At my exclamation of wonder and admiration, Joe began eagerly to tell me the story of the rugs; but his wife stopped him.

"Better wait till after supper, Joe," she said.

Ah, that supper! The supreme physical pleasure of it lingers in my memory still. Moose soup with potatoes, turnips, carrots and onions from their garden in it; fresh grayling, caught in the fall and frozen; ruffed grouse pie; roast mountain sheep—the best meat that grows; omelet made of eggs laid that day; moose-nose cheese, delicately pickled; fine sour-dough bread with raspberry jam and currant jelly; pie made of fresh blueberries, the berries having been picked in the fall and preserved by the simple process of pouring water on them and letting them freeze. All of these viands, except the bread, being the products of Nina's labor or marksmanship, made them doubly sweet. Where else in the world could you get a meal like that—or the appetite to devour it all?

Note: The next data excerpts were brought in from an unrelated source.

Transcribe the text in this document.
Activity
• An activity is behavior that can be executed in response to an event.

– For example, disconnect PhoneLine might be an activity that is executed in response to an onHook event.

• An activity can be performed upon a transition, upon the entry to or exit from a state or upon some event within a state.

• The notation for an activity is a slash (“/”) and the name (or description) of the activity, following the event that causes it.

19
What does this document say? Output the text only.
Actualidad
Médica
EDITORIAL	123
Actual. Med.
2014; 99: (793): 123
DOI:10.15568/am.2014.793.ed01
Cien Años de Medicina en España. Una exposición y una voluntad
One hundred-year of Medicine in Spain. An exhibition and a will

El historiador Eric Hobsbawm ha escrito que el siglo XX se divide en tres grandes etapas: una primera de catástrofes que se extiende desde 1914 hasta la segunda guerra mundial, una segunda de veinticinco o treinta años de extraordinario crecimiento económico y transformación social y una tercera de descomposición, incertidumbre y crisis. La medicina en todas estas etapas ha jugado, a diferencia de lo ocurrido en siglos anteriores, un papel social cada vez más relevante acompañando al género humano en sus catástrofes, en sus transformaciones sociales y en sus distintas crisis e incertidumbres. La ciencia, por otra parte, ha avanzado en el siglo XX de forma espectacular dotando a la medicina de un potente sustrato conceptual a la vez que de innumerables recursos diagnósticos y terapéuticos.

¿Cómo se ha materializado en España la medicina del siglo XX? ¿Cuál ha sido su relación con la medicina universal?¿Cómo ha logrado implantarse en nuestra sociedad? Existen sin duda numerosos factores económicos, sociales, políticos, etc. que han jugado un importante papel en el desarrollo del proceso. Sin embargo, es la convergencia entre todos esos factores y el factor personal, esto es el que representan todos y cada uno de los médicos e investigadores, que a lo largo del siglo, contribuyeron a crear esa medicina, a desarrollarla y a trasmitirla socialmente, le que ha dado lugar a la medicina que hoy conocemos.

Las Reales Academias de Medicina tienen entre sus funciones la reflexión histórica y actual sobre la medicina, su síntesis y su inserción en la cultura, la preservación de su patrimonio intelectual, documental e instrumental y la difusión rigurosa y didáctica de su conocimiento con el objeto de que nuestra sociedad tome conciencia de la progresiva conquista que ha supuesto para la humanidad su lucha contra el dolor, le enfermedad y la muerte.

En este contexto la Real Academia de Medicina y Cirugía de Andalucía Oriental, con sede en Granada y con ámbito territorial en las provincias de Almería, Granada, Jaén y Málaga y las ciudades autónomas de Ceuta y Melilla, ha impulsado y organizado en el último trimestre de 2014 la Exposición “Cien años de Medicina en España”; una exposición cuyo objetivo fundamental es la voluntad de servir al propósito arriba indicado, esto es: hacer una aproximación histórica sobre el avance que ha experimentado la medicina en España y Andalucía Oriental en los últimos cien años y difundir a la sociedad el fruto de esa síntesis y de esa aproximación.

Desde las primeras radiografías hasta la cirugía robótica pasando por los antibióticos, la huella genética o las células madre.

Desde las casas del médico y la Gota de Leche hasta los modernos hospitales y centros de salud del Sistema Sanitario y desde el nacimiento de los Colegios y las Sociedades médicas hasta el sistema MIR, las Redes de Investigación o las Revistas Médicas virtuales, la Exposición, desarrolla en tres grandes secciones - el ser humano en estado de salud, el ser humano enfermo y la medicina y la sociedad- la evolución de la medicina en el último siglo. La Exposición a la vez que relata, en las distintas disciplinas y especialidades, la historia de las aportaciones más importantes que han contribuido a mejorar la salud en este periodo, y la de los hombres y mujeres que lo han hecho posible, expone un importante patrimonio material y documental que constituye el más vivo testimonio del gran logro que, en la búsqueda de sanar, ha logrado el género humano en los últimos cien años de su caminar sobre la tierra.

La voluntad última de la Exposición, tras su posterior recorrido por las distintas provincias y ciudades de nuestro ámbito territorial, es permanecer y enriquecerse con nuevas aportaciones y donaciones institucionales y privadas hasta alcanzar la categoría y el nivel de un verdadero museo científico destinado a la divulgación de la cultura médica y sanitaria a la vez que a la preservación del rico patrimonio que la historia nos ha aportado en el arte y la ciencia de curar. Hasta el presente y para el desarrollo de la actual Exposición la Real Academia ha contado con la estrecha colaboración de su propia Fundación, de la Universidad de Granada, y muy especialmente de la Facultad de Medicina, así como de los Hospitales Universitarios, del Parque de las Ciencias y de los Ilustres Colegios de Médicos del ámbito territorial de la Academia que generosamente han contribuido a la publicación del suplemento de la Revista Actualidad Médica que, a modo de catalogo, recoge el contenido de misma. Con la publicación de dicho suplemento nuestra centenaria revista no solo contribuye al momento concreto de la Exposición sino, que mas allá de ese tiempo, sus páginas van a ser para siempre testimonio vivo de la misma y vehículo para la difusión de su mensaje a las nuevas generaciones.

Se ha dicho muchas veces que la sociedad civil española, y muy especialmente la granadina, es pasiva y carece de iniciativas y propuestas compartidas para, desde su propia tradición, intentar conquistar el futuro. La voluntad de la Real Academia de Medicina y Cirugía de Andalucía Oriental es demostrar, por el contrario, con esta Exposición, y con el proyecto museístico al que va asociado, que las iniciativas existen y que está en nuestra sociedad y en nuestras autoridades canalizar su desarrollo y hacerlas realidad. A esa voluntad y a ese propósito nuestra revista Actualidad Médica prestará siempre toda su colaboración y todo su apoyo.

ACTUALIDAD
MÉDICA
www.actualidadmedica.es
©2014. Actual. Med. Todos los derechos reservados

"Well," began Joe, when, sated, I lay back in the easy-chair curiously fashioned of moose horns, while the young couple washed the dishes, "I'm mighty proud of them rugs. They're Nina's, both of 'em, and I reckon there's no other girl in the world would of tackled the job she did, and got away with it. It scares me every time I think of it, and I don't know whether I'd oughter scold her or pet her up."

"Nonsense!" protested his wife; "you know you'd have done exactly as I did if you'd been here."

"Maybe I would," he retorted, "but I wouldn't of let you take that risk."